Tuesday, August 14, 2007

The sounds of modern times -- transport

To write a blog on "early history" I have to think a lot about "modern times," as one defines the other.

I've spent time in three different places over the last month, and I noticed as I fell asleep that the night soundscape was dominated by the sound of modern transportation.

It's pretty quiet at my country home on the edge of Northern Ontario, and there are animal sounds like dogs barking and occasionally wolves howling. The most regular sounds are those of the CP/CN railway that ties the country together and which created its modern economy.
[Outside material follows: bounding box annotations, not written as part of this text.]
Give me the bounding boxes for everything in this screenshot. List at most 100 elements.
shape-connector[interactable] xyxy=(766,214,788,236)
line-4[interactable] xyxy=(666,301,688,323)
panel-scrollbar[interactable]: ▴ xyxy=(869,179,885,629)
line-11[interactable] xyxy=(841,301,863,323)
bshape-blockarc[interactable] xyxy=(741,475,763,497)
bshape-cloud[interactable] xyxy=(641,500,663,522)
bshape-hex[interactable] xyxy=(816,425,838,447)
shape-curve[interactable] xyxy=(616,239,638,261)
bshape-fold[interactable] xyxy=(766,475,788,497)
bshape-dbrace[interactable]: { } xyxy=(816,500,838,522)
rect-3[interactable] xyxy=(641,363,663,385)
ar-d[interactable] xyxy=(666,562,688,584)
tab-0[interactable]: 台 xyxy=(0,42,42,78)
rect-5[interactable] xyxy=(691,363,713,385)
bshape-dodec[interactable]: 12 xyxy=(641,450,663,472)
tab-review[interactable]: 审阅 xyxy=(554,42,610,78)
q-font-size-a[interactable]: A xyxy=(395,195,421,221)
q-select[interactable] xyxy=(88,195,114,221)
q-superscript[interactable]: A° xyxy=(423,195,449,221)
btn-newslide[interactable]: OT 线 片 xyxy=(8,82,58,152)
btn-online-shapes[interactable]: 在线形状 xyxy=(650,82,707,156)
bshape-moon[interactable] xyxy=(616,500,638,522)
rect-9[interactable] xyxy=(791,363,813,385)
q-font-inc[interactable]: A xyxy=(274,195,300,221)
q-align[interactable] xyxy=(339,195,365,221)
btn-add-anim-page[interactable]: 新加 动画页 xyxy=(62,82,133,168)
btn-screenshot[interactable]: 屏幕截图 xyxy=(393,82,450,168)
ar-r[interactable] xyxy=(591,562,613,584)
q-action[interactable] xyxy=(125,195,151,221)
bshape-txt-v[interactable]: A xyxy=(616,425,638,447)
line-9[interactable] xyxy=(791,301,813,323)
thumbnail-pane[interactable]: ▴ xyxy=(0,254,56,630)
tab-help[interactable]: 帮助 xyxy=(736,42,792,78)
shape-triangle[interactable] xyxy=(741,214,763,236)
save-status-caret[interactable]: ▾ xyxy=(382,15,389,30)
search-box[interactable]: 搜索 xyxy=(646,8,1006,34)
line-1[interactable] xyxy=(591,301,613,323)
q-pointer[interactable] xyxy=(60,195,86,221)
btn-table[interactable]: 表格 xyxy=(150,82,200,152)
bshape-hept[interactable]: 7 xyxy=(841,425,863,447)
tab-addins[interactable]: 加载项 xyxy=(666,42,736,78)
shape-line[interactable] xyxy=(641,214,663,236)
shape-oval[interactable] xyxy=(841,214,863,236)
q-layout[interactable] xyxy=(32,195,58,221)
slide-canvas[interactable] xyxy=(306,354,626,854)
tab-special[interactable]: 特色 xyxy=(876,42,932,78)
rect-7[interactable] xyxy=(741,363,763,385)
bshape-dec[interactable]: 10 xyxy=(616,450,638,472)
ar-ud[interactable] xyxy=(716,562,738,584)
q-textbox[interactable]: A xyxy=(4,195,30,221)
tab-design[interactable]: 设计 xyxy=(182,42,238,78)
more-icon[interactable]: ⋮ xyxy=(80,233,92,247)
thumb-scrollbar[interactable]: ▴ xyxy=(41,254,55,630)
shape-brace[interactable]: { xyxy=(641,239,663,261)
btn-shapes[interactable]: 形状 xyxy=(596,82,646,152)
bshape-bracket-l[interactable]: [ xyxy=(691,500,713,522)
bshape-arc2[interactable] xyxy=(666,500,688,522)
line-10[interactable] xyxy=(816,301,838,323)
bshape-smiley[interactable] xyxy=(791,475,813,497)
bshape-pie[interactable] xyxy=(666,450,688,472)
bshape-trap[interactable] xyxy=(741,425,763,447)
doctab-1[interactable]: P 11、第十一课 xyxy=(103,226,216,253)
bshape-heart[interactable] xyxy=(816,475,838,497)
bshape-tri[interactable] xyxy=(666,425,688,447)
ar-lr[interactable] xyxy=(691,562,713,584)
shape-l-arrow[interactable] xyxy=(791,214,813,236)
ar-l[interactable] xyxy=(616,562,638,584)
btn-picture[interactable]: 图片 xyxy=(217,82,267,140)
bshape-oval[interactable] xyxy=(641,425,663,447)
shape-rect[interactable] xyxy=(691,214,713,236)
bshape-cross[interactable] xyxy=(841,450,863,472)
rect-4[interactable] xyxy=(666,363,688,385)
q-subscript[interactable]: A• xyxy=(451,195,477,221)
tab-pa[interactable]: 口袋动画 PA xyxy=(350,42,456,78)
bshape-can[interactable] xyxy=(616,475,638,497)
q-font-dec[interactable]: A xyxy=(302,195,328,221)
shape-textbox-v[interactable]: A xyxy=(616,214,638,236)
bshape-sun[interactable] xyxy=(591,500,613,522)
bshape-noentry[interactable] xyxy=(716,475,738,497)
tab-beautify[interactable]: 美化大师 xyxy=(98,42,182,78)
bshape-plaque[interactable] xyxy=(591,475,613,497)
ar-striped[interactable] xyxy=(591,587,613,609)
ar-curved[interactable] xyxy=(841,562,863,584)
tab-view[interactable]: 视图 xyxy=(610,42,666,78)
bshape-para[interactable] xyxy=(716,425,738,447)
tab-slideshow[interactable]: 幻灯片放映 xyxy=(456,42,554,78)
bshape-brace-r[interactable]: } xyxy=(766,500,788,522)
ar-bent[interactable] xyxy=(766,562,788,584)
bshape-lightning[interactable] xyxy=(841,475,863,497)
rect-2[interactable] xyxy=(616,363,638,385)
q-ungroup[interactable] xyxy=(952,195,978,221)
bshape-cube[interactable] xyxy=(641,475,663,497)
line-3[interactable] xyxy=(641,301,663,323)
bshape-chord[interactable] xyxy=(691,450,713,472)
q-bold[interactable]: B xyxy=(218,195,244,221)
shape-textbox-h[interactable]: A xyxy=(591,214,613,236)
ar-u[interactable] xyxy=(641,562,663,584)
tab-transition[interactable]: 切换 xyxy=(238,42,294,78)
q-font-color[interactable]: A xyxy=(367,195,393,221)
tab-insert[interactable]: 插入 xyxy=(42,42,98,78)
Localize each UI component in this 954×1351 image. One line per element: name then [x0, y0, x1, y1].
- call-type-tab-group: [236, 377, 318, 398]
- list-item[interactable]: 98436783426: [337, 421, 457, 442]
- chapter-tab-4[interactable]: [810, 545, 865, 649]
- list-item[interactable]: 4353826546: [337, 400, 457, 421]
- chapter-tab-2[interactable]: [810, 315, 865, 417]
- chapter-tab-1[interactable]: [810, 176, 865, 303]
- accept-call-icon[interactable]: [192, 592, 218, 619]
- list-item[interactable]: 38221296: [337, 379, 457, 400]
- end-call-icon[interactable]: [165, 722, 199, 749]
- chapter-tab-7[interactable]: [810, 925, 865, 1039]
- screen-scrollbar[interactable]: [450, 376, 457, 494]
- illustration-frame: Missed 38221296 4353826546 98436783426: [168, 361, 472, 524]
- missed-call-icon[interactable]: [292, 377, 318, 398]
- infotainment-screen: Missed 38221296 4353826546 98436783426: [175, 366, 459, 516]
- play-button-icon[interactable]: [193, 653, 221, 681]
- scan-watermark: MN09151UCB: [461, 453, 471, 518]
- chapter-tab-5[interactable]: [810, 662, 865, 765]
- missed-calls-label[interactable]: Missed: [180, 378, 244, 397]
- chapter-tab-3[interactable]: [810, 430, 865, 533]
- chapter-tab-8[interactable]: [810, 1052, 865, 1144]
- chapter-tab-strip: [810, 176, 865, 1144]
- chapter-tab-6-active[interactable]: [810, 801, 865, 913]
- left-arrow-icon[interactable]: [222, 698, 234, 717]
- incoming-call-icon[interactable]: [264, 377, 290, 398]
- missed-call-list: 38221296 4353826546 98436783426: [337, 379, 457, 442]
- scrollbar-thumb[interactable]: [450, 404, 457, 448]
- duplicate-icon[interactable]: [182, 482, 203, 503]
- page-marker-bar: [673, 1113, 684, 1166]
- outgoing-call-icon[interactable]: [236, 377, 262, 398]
Of course cars go by, too, but their occasional noise is not as impressive or as characteristic as the train horns.

I spent a couple of weeks in a medium-sized southern Ontario city and falling asleep there I heard lots of cars, but, much more exciting, the sound of ocean-going freighters passing. The engines of those ships are very quiet from a distance but the horns are musical and loud.

I spent two more weeks at a campground in a rural part of the United States, with about 10,000 others (details later). During the days, human sounds -- music, talking -- dominated but as people slowly went to sleep the huge river-like noise of a nearby interstate and its constant truck traffic emerged to fill the night. You wondered why you had heard it more loudly earlier. Loud as it was, it was just part of the background of modern life, unremarkable until everything else was subtracted.

Image: The ship American Fortitude, which I saw earlier this year.